In their donation rules, they always say; “no moldy books from your basement, no encyclopedias, and no National Geographic magazines.” They say it right up front, so that if you found the donation dates and places, you found that too. But for several weeks afterwards, their dumpsters will look like this one. (The dumpster next to it was full of Reader’s Digest Condensed Books – a concept that was ahead of its time if ever anything was.)
They’re not setting those rules to be big ol’ anti-encyclopedia meanies; it’s because they know what sells at book sales. The chances that anybody will walk out of a book sale with eighty pounds of encyclopedias from 1981 are very slim. National Geographics are wonderful too but anybody who will buy them, already has shelves full of them.
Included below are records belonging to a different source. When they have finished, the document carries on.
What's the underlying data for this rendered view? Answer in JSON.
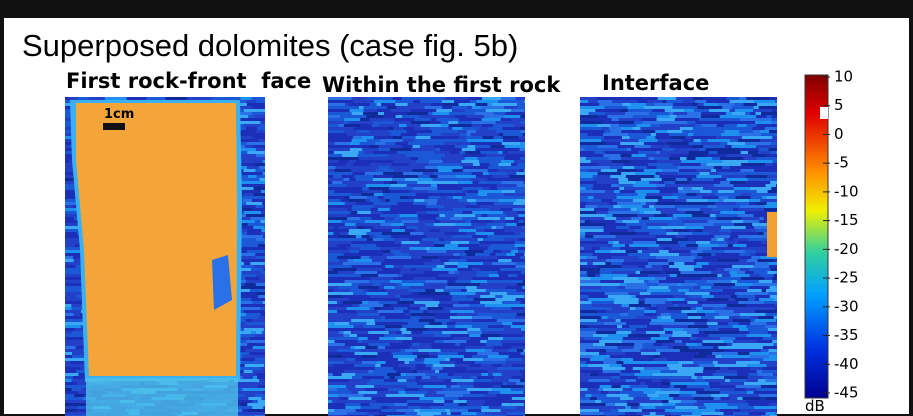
{
  "title": "Superposed dolomites (case fig. 5b)",
  "panels": [
    {
      "label": "First rock-front  face",
      "scale_label": "1cm"
    },
    {
      "label": "Within the first rock"
    },
    {
      "label": "Interface"
    }
  ],
  "colorbar": {
    "ticks": [
      10,
      5,
      0,
      -5,
      -10,
      -15,
      -20,
      -25,
      -30,
      -35,
      -40,
      -45
    ],
    "unit": "dB"
  }
}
Why do people donate them? Probably because they’re not in the habit of dumpster diving; they don’t know the reality. But just as likely, it’s an emotional reality they can’t face. A weighty compendium of organized human knowledge; what’s cooler than that?* And National Geographics… they’re just too good to throw away! It seems wrong.
Once upon a time my dad bought me a set of Encyclopedia Brittanicas. Even with his college perfessor’s discount, they were a substantial chunk of change, but I made good use of them. Decades went by, the Internet broke out of Darpa and begat The Web, and gradually I found them less useful. Eventually, two years went by and I hadn’t consulted them at all. Since I’m trying to get my library down to 500 volumes (don’t hold your breath), I decided to get rid of them. Aware of the book-sale rule, I threw them out myself, a couple volumes a week so the trash truck crane would be able to lift the bin.
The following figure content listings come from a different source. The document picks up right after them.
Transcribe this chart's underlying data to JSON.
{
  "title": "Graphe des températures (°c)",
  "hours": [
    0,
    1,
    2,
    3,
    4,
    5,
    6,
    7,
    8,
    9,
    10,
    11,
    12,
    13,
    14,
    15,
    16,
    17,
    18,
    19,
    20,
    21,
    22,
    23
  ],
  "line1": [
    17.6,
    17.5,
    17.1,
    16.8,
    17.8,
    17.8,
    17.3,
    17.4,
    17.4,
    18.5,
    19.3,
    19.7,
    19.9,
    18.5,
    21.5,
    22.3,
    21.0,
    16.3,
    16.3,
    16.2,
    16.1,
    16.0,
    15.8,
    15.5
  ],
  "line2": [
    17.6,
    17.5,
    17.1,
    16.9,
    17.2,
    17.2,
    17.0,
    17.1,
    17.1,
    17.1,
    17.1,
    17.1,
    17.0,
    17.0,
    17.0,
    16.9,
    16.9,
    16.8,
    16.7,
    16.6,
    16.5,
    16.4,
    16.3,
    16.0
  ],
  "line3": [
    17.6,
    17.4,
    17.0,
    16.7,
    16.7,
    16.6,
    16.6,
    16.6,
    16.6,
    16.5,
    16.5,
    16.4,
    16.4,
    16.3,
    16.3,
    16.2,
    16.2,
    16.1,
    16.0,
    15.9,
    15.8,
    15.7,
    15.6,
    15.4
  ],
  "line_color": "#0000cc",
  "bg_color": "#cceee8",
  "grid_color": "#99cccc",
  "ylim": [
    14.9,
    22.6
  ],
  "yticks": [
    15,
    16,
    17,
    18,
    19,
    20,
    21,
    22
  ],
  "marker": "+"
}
If it had been practical for me to wrap them in plastic and put them in a cave in the desert somewhere, I certainly would have. I wouldn’t be surprised if a dozen people a year around the world do just that when they can’t bear to throw them out. But in any case their disposition had fallen to me; I couldn’t ask anyone else to do it. And as I did so, I thought about my father, and about information, and about the future. It was a contemplative task. It felt like a slow, Viking funeral pyre.
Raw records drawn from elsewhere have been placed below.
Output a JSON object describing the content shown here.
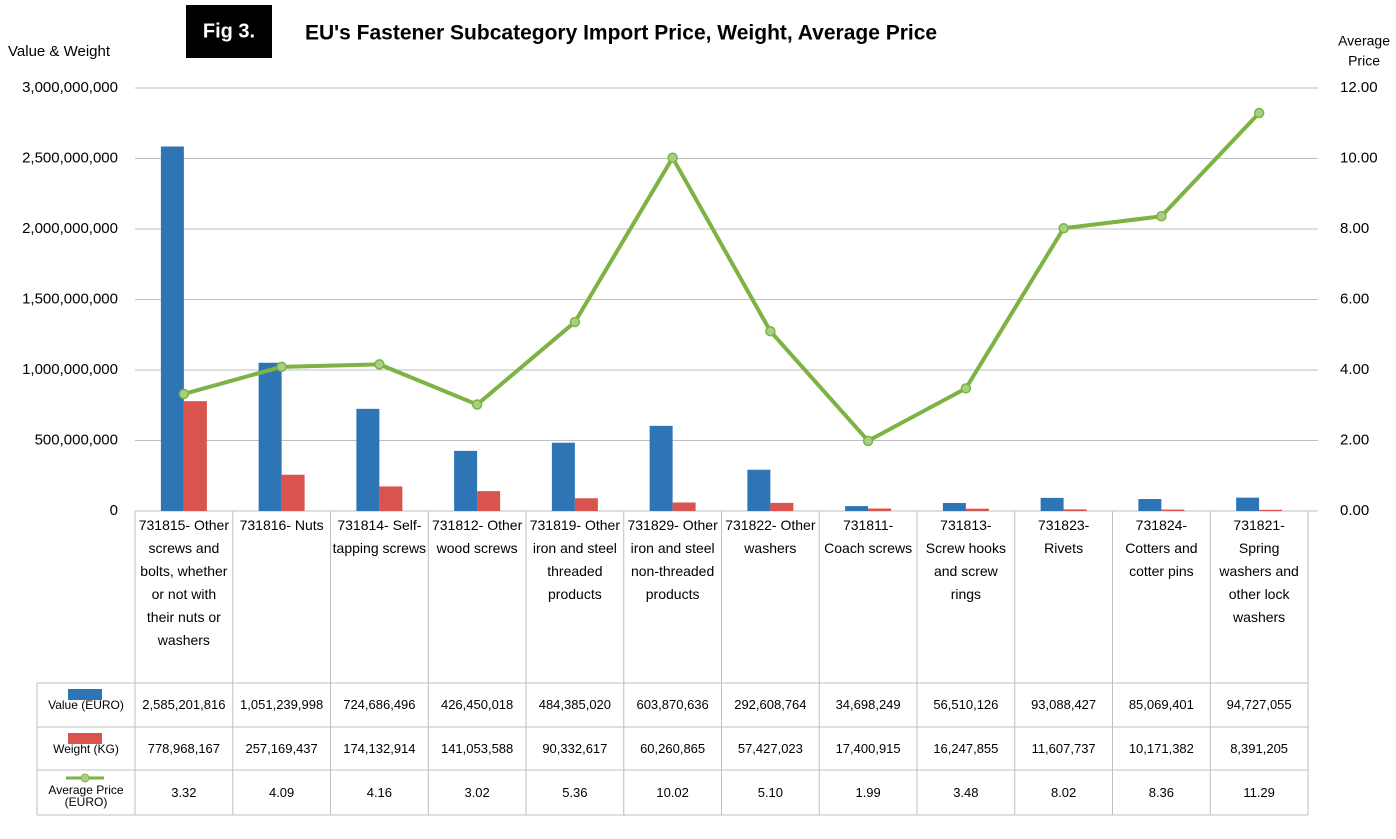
{
  "chart_data": {
    "type": "bar-line",
    "figure_label": "Fig 3.",
    "title": "EU's Fastener Subcategory Import Price, Weight, Average Price",
    "ylabel": "Value & Weight",
    "y2label": "Average Price",
    "categories": [
      "731815- Other screws and bolts, whether or not with their nuts or washers",
      "731816- Nuts",
      "731814- Self-tapping screws",
      "731812- Other wood screws",
      "731819- Other iron and steel threaded products",
      "731829- Other iron and steel non-threaded products",
      "731822- Other washers",
      "731811- Coach screws",
      "731813- Screw hooks and screw rings",
      "731823- Rivets",
      "731824- Cotters and cotter pins",
      "731821- Spring washers and other lock washers"
    ],
    "series": [
      {
        "name": "Value (EURO)",
        "color": "#2e75b6",
        "type": "bar",
        "values": [
          2585201816,
          1051239998,
          724686496,
          426450018,
          484385020,
          603870636,
          292608764,
          34698249,
          56510126,
          93088427,
          85069401,
          94727055
        ],
        "value_labels": [
          "2,585,201,816",
          "1,051,239,998",
          "724,686,496",
          "426,450,018",
          "484,385,020",
          "603,870,636",
          "292,608,764",
          "34,698,249",
          "56,510,126",
          "93,088,427",
          "85,069,401",
          "94,727,055"
        ]
      },
      {
        "name": "Weight (KG)",
        "color": "#d9534f",
        "type": "bar",
        "values": [
          778968167,
          257169437,
          174132914,
          141053588,
          90332617,
          60260865,
          57427023,
          17400915,
          16247855,
          11607737,
          10171382,
          8391205
        ],
        "value_labels": [
          "778,968,167",
          "257,169,437",
          "174,132,914",
          "141,053,588",
          "90,332,617",
          "60,260,865",
          "57,427,023",
          "17,400,915",
          "16,247,855",
          "11,607,737",
          "10,171,382",
          "8,391,205"
        ]
      },
      {
        "name": "Average Price (EURO)",
        "color": "#7cb342",
        "type": "line",
        "axis": "y2",
        "values": [
          3.32,
          4.09,
          4.16,
          3.02,
          5.36,
          10.02,
          5.1,
          1.99,
          3.48,
          8.02,
          8.36,
          11.29
        ],
        "value_labels": [
          "3.32",
          "4.09",
          "4.16",
          "3.02",
          "5.36",
          "10.02",
          "5.10",
          "1.99",
          "3.48",
          "8.02",
          "8.36",
          "11.29"
        ]
      }
    ],
    "ylim": [
      0,
      3000000000
    ],
    "yticks": [
      0,
      {
        "value": 500000000,
        "label": "500,000,000"
      },
      {
        "value": 1000000000,
        "label": "1,000,000,000"
      },
      {
        "value": 1500000000,
        "label": "1,500,000,000"
      },
      {
        "value": 2000000000,
        "label": "2,000,000,000"
      },
      {
        "value": 2500000000,
        "label": "2,500,000,000"
      },
      {
        "value": 3000000000,
        "label": "3,000,000,000"
      }
    ],
    "y2lim": [
      0,
      12
    ],
    "y2ticks": [
      {
        "value": 0,
        "label": "0.00"
      },
      {
        "value": 2,
        "label": "2.00"
      },
      {
        "value": 4,
        "label": "4.00"
      },
      {
        "value": 6,
        "label": "6.00"
      },
      {
        "value": 8,
        "label": "8.00"
      },
      {
        "value": 10,
        "label": "10.00"
      },
      {
        "value": 12,
        "label": "12.00"
      }
    ],
    "grid": true
  }
}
National Geographics, and indeed all my magazines, I handle differently. I put stickers on them that say; “Reduce, Re-use, Recycle: you can keep this magazine if you want” and donate them to the hospital auxiliary for waiting rooms. I’ve spent enough time in hospitals to know how valuable a long, interesting article that you can take with you to the next room, or even to take home, can be. (Of course I asked first, to be sure I wasn’t making wrong assumptions, and the auxiliary volunteers tell me they’re very happy for the donations.)
In the long run they still get thrown out, but after more people read them, which seems fitting.
- What’s cooler than a weighty compendium of organized human knowledge? A searchable, weightless, nearly limitless compendium of human knowledge, plus videos of cats in boxes.
- I’ve been avoiding library book sales too for the last several years.